How to work with a coach, part 1

By Martin Vogel

Need space to think?
Need space to think?

Coaching is a young profession and not well understood.  The barriers to entry are low and the standards and methodologies variable.  No surprise, then, that I find that people who approach me for coaching often have little idea what to expect.

So this is the first of a series of posts for people who are thinking of working with a coach.  It will try to shed light on what coaching is and how to use a coach.  Among other things, we’ll look at criteria to use when choosing a coach and how to get the best out of coaching once you begin.  But we’ll start with exploring how coaching can help you and when it might benefit you to work with a coach.
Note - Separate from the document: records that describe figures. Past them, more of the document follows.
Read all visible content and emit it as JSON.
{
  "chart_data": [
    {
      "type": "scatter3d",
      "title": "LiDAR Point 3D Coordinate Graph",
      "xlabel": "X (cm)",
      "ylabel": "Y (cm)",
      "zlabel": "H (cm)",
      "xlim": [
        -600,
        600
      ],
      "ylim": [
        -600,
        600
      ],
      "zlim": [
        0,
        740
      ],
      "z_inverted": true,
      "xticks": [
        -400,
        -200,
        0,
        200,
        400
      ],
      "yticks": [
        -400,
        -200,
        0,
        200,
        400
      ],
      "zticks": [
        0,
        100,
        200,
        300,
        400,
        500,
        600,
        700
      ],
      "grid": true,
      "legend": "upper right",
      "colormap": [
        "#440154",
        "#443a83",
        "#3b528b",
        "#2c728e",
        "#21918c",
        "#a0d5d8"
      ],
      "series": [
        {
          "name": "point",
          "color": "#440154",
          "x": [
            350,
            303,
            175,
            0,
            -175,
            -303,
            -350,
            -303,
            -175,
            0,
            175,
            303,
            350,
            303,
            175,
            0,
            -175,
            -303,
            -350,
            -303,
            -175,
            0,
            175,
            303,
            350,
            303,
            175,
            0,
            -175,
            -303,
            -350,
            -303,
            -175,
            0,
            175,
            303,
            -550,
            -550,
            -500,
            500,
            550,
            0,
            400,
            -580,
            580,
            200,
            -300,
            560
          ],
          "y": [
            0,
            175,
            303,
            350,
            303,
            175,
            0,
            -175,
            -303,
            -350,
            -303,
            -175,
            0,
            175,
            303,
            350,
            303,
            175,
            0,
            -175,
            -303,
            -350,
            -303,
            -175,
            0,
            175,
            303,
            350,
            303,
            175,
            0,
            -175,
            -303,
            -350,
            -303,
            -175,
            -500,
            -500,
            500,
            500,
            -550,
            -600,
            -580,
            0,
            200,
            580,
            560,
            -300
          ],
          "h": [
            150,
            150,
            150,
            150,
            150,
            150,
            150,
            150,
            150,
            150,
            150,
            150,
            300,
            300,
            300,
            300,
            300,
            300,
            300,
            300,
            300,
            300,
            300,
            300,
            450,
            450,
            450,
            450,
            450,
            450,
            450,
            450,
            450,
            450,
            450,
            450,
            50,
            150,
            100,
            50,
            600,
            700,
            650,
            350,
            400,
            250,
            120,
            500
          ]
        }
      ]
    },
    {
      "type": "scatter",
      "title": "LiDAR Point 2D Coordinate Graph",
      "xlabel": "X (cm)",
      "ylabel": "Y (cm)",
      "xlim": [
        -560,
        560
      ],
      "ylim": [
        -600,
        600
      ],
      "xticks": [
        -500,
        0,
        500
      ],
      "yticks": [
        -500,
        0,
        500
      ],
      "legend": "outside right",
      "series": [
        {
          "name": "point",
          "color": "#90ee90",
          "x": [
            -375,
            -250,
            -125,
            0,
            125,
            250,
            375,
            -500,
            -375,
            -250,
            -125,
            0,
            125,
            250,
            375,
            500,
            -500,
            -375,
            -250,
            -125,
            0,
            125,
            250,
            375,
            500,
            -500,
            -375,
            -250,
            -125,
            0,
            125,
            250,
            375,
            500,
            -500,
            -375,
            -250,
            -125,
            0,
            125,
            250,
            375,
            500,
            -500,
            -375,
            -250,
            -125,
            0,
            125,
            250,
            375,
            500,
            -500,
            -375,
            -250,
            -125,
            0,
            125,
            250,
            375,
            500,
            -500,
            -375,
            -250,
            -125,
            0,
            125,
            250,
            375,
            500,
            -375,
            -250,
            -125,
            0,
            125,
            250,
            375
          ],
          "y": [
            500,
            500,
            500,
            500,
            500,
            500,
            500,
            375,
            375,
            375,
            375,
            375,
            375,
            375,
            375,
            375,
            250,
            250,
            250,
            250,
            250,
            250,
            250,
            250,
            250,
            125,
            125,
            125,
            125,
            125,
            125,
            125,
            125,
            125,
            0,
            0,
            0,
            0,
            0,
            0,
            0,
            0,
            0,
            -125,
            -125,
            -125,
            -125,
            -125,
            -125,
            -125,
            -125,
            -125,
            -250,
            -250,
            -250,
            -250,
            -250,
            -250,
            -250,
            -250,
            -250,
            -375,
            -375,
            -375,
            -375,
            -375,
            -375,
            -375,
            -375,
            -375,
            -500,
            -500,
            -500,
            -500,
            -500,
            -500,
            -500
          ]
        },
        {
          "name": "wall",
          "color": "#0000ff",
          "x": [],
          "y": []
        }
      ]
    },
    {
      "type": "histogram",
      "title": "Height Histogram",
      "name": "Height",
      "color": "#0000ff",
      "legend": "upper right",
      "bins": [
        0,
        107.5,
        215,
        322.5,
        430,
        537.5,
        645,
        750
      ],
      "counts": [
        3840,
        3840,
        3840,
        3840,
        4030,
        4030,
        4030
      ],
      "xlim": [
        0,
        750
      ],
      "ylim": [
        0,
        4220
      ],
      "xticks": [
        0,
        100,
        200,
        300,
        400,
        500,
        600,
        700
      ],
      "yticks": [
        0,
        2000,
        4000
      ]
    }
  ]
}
Let’s try first of all to pin down what coaching is – a surprisingly difficult question to answer.  If you have explored coaching at all, you will have found that no-one ever seems to call themselves simply a coach.  There are life coaches and executive coaches, NLP coaches, ontological coaches, co-active coaches, performance coaches, wellbeing coaches, fertility coaches.  I could go on.  I don’t intend to get into the distinctions in approach between the various methodologies or niches within the profession.  Having explored a variety of philosophical traditions in coaching, I can see that they all offer a certain wisdom.  I’m more interested here in some of the common factors which underlie coaching, whatever tradition in which it’s rooted.  The reason for this is that, for prospective clients, the label given to a particular kind of coaching is less important than the quality and professionalism that a coach has to offer.